La présente loi sur la santé et les services sociaux dit
que ces comités de bénéficiaires sont composés
seulement de bénéficiaires, de bénévoles ou de
parents. Alors, pour une première fois en 35 années, les
bénéficiaires ont élu une personne qui n'est pas un
bénéficiaire et, pour moi, un bénévole qui remplace
un bénéficiaire, j'ai une prise de conscience parce que j'ai pris
une place qui, traditionnellement, était une place pour un
bénéficiaire.
La chose qui est très difficile pour les
bénéficiaires maintenant, c'est qu'un comité qui s'appelle
Comité de bénéficiaires est supposé, dans
l'avant-projet de loi, avoir seulement deux bénéficiaires et les
autres personnes, ce sont des parents, des bénévoles ou quelque
chose comme ça. Une des bénéficiaires m'a dit - je pense
que c'est un vieux proverbe autochtone, je ne sais pas si je vais dire
ça assez bien en français - ce n'est pas possible de marcher dans
les souliers d'une autre personne. Bien des fois, quand nous parlons, au
Comité de bénéficiaires, les bénéficiaires
me disent: Non, ça ce n'est pas bon pour les bénéficiaires
ou ça, c'est notre réalité, vous ne comprenez pas
ça. Les bénéficiaires ont peur que si la majorité
des membres de ce comité soit des personnes qui ne se sont pas battues,
"struggle", avec les problèmes mentaux, peut-être qu'ils vont
manipuler ou pousser ou quelque chose comme ça et ne comprendront pas la
réalité de la vie des personnes avec des problèmes
mentaux.

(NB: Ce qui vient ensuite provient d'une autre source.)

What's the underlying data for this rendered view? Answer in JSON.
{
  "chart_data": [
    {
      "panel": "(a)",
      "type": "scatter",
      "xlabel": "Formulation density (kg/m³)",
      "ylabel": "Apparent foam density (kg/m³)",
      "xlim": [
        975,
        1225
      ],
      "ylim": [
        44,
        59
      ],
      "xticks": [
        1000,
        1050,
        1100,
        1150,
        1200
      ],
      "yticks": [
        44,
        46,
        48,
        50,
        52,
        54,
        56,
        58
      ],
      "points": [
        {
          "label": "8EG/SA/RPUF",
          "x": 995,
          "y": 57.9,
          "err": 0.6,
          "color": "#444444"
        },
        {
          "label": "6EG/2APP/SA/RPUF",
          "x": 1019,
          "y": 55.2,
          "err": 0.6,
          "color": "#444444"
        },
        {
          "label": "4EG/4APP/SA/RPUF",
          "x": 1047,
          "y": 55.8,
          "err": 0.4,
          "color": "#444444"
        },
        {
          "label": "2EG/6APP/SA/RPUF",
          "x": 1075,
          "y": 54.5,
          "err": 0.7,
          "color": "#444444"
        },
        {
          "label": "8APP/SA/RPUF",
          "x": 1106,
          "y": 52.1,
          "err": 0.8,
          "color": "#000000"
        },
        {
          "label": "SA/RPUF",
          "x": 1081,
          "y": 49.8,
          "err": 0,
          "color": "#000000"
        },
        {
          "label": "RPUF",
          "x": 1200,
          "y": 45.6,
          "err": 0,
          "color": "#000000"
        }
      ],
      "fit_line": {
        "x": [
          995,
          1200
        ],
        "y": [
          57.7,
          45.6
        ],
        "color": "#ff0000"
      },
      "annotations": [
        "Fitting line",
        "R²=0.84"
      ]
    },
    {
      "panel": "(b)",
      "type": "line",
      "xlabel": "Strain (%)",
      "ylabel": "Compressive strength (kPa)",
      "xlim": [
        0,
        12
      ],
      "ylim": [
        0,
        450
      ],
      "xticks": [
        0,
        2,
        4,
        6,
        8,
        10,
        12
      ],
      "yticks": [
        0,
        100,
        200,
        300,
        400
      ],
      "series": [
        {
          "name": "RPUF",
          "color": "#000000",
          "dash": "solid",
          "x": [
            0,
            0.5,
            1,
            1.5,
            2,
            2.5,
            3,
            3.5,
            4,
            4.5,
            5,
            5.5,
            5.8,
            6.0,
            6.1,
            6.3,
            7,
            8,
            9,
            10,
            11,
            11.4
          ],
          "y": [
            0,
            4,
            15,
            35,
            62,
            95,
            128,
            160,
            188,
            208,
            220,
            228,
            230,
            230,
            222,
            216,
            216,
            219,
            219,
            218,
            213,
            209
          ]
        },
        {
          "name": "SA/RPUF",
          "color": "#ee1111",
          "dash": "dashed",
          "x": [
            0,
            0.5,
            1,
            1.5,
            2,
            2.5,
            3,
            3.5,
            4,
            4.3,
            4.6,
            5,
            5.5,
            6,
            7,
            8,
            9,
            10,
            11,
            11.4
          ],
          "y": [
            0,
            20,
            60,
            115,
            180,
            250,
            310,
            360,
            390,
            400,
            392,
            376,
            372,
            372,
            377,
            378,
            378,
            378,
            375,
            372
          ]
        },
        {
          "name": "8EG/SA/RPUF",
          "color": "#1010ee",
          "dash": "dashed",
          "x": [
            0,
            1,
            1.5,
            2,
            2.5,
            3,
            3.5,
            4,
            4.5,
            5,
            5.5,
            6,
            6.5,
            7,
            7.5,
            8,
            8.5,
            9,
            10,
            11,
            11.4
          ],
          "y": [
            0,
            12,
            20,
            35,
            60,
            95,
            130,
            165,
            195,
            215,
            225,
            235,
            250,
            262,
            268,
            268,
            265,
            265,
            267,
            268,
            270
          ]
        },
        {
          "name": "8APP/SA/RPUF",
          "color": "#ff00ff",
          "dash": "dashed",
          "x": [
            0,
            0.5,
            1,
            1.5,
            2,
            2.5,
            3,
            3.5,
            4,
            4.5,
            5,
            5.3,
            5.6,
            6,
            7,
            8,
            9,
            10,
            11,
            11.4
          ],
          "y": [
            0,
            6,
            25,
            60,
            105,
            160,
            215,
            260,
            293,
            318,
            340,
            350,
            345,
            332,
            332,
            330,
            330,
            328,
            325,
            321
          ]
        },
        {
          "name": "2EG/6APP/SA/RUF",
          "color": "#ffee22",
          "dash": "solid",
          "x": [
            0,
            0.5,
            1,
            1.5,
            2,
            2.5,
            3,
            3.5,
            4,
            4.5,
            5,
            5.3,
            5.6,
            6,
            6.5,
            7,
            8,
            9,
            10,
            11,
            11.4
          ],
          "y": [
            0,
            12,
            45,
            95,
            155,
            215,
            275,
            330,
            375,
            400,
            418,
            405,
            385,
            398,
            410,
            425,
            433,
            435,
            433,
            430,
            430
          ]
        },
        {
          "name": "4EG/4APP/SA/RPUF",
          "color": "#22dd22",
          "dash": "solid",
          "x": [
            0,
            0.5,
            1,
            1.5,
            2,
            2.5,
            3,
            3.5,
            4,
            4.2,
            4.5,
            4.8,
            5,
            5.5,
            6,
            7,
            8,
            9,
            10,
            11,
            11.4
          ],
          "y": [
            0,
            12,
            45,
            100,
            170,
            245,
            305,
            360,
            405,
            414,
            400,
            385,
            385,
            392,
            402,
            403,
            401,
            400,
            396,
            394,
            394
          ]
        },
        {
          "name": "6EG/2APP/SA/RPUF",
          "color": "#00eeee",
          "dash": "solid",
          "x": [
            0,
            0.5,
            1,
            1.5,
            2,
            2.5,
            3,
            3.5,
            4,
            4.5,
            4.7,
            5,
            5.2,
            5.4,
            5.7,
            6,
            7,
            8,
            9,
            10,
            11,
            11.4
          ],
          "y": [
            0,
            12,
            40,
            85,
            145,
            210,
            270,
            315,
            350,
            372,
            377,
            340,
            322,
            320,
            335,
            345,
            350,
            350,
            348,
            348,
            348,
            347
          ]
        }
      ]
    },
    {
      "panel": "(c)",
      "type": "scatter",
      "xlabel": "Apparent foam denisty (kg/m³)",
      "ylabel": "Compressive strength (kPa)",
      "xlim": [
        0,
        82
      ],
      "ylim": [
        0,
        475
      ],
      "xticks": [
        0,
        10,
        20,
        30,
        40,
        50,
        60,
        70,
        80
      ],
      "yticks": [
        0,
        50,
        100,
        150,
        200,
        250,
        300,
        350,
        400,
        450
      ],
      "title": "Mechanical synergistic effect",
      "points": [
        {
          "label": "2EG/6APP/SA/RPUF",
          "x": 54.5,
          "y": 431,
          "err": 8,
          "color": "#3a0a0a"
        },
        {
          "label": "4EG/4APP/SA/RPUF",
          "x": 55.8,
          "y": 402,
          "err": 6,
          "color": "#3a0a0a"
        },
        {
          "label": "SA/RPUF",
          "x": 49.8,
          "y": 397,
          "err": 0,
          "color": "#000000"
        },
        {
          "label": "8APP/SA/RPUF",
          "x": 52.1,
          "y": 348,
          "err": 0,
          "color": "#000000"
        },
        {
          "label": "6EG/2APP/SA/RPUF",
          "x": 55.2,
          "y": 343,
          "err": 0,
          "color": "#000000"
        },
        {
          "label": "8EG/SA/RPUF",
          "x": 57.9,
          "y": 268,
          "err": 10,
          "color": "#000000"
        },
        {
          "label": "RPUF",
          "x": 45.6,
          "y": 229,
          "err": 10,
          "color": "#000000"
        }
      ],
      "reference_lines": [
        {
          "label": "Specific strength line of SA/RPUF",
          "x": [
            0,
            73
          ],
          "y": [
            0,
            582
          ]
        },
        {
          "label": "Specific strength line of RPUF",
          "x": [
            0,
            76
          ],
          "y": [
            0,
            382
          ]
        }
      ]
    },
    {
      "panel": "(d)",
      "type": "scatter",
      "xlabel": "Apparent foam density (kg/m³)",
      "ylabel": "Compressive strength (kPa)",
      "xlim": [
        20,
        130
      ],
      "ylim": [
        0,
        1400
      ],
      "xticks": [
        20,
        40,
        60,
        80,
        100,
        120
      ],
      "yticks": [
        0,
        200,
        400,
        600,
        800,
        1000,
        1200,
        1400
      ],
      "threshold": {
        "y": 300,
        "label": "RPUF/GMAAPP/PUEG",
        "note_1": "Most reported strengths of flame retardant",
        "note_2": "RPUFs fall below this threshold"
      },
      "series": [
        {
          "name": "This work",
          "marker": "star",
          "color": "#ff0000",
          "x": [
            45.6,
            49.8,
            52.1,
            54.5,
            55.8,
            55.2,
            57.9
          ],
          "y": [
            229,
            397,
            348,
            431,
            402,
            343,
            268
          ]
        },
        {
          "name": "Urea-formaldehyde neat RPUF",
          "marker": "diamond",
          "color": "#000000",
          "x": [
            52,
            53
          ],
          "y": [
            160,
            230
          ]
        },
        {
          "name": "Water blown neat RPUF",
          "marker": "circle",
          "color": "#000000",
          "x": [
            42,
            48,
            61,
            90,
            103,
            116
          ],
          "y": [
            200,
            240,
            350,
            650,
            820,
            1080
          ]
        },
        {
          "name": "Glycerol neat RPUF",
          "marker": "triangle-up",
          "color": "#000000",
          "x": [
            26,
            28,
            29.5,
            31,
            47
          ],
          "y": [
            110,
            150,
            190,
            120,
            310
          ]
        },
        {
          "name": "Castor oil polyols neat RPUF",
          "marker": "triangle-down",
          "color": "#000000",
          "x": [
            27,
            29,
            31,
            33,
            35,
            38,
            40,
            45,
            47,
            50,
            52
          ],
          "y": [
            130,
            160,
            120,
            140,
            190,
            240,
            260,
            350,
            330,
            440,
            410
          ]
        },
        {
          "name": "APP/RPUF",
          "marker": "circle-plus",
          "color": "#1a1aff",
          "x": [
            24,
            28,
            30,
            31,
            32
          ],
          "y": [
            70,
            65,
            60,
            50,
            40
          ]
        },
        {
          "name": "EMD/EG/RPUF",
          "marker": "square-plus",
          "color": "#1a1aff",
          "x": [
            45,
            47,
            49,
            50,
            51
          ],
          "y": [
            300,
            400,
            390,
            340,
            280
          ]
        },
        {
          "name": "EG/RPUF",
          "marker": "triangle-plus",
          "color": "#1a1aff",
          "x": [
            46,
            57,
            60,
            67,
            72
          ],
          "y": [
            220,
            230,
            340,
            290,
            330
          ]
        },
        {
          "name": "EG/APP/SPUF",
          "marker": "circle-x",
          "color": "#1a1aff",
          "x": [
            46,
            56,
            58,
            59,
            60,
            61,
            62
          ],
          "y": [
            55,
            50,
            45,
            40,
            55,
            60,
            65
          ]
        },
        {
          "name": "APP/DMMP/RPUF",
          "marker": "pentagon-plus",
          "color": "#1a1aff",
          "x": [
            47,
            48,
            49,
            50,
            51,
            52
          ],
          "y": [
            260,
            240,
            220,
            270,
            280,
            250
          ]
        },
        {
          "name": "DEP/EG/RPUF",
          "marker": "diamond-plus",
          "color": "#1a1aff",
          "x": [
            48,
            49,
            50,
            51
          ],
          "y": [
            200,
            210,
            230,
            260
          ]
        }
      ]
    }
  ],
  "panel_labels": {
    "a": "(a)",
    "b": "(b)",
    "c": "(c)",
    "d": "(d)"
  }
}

Dans l'hôpital Douglas, depuis quelques années, les
patients pouvaient faire exactement le même travail, eux-mêmes,
avec un peu d'assistance.
Alors, la première recommandation que nous avons faite, à
la page 3, c'est que le Comité de bénéficiaires soit
constitué par une majorité de bénéficiaires et que
les sièges qui restent soient occupés par les
bénévoles ou par les parents, tuteurs ou autres
représentants légaux pour les bénéficiaires
âgés de moins de 18 ans ou qui sont sous curatelle. C'est la
première recommandation.
La deuxième, c'est... Dans l'avant-projet de loi, vous avez dit
que la durée du mandat d'un membre d'un comité de
bénéficiaires, c'est une année et nous sommes en accord
avec ça. Parce que dans un établissement regroupant des personnes
avec des problèmes mentaux, il y a beaucoup de fluctuations dans les
conditions des patients. Nous avons ce mandat pour une année dans nos
règlements internes. Nous avons aussi un petit mécanisme, si une
personne est malade pour un mois, une semaine, quelque chose pour remplacer.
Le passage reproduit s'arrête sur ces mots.